Expresso, ‘provavelmente’ a melhor cama de gato

Confesso que nutro uma estima singular pelo Expresso. Não pelo seu conteúdo, que normalmente serve para tapar as caixinhas de areia conceptuais onde os humanos enterram opiniões sem cheiro nem sabor. Mas pelo seu volume. Ah, o volume! Poucas coisas na vida de um felino exigente superam o prazer de um fim-de-semana morninho, empoleirado numa pilha de cadernos do Expresso – um para as costas, outro para as patas, um terceiro para manter as orelhas longe das correntes de ar. E o suplemento de Imobiliário? Excelente para forrar o chão da varanda, especialmente porque, tal como as casas anunciadas lá dentro, não serve para mais nada.
Mas passemos ao que interessa. Ouvi a novas do metro, onde humanos apressados não têm o poder de contemplação dos gatos sobre esta maravilha da publicidade contemporânea do Expresso:
“Vendido separado, o 1.º caderno seria provavelmente o melhor jornal do país.”

Ora, vamos lá por partes. Se calhar sou só eu, um simples gato, que não percebe a subtileza humana. Mas não será isto uma forma muito pouco elegante de dizer que o resto do jornal é, digamos, enchimento? Que as trinta e duas páginas sobre condomínios de luxo em Lisboa, as listas de vinhos tintos “imperdíveis” e a crónica do consultor financeiro sobre ESG são mais supérfluos do que um rato de borracha? Não me interpretem mal: eu gosto de enchimento – especialmente se for uma almofada ortopédica –, mas quando até o próprio dono da almofada admite que o recheio é dispensável, começo a ponderar se não estaria melhor servido com um tapete de sisal.
Em primeiro lugar, aprecio a sinceridade do Expresso em anunciar que só um pedaço da criatura é que presta. Assemelha-se ao lavrador sério anunciando o seu porco: “Se vendermos só o lombo, esta é provavelmente a melhor carne da feira. O resto, bom, é presunto duvidoso e chispe que serve apenas para o cozido à portuguesa da tasca do Fagundes.”
Um golpe de génio, sem dúvida. Mas um golpe que também soa a desespero de quem já não sabe que qualidade apregoar. O jornal inteiro? Não. Só mesmo o primeiro caderno, ou vá lá, o caderno de Economia, que talvez, quem sabe, seja digno do título de melhor jornal do país. E isto “provavelmente”, claro, para manter aquele aroma de incerteza que tanto agrada aos prudentes e aos indecisos.

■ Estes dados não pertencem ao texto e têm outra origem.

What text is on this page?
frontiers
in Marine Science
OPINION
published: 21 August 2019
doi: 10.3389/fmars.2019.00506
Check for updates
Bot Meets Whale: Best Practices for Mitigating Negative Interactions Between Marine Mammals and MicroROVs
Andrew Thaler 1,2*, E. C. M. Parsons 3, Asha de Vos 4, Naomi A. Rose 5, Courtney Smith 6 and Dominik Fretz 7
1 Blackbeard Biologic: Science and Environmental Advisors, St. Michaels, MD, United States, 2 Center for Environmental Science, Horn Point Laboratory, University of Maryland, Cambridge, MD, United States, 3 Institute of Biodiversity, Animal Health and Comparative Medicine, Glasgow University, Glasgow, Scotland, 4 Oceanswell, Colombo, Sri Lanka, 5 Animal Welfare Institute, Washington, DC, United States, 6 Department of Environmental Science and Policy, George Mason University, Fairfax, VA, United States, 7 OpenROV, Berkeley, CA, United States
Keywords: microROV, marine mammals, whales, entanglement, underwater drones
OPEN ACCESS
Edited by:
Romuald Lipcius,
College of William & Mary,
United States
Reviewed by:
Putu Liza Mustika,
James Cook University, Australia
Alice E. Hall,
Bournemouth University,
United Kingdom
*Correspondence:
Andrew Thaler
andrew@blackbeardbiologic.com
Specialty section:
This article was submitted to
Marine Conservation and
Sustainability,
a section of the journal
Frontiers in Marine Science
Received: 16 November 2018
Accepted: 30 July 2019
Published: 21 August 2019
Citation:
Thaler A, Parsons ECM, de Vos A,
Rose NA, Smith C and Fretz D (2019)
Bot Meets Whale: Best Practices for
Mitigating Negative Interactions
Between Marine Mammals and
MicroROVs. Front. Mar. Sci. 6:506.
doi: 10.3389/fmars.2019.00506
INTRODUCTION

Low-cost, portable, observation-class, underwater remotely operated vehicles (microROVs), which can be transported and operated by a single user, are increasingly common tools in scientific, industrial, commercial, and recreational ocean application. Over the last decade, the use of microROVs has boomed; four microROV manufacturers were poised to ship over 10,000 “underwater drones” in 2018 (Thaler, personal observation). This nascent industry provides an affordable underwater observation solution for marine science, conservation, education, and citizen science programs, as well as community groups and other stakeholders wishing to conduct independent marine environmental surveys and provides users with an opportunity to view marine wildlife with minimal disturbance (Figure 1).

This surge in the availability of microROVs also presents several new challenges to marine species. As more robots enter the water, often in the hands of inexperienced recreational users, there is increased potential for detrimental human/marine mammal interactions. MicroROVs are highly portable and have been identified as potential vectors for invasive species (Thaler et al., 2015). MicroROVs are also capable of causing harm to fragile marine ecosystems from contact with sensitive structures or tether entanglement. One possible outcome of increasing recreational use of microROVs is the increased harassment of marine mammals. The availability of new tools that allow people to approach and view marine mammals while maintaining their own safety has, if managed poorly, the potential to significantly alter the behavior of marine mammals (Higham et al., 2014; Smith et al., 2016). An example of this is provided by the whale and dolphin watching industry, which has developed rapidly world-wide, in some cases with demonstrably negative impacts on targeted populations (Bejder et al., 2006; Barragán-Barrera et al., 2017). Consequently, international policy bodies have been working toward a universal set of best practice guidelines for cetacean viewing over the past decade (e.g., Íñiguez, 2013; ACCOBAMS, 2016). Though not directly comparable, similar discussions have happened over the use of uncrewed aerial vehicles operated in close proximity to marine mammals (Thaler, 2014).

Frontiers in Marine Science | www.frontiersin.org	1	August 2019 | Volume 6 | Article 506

E depois disso vêm, portanto, os apêndices: o caderno de Economia, a revista E, e outras quinquilharias editoriais, que a julgar pela lógica desta publicidade, só não servem para forrar gaiolas porque seria uma ofensa às aves.
Mas o que me diverte mais – e aqui lanço a pata sem remorso – é este complexo de superioridade mascarado de modéstia. É como se um gato de pelo farfalhudo e dieta de latas gourmet se apresentasse na rua dizendo: “Provavelmente, sou o gato mais elegante daqui.” Sabendo que o vizinho, um rafeiro sardento, já foi capa de um suplemento de lifestyle. E que o cão da esquina, com todo o respeito, continua a ser mais lido que a crónica do João Vieira Pereira.

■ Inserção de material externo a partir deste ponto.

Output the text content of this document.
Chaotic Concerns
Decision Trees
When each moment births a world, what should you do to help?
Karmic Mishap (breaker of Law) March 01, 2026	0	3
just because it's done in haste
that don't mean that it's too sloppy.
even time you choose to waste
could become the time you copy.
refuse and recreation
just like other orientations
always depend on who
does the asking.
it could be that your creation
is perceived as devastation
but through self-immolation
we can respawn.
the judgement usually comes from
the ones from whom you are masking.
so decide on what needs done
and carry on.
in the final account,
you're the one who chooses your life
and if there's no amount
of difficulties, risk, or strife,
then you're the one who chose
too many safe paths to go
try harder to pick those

Seja como for, serei sempre um consumidor do Expresso, enquanto existir. E com todos os cadernos, bons ou maus, cama completa, porque uma superfície dupla face sempre concede maior conforto. Afinal, o verdadeiro valor do jornal está aí: na maciez e na capacidade de isolar o frio do chão. Um mérito que, diga-se, raros periódicos podem reivindicar com tamanha eficácia.
Serafim é o Mascot do PÁGINA UM, conveniente e legalmente identificado na Ficha Técnica e na parte da Direcção Editorial, possível pela douta interpretação da Entidade Reguladora para a Comunicação Social. Qualquer semelhança entre os assuntos relatados e a realidade é pura factualidade.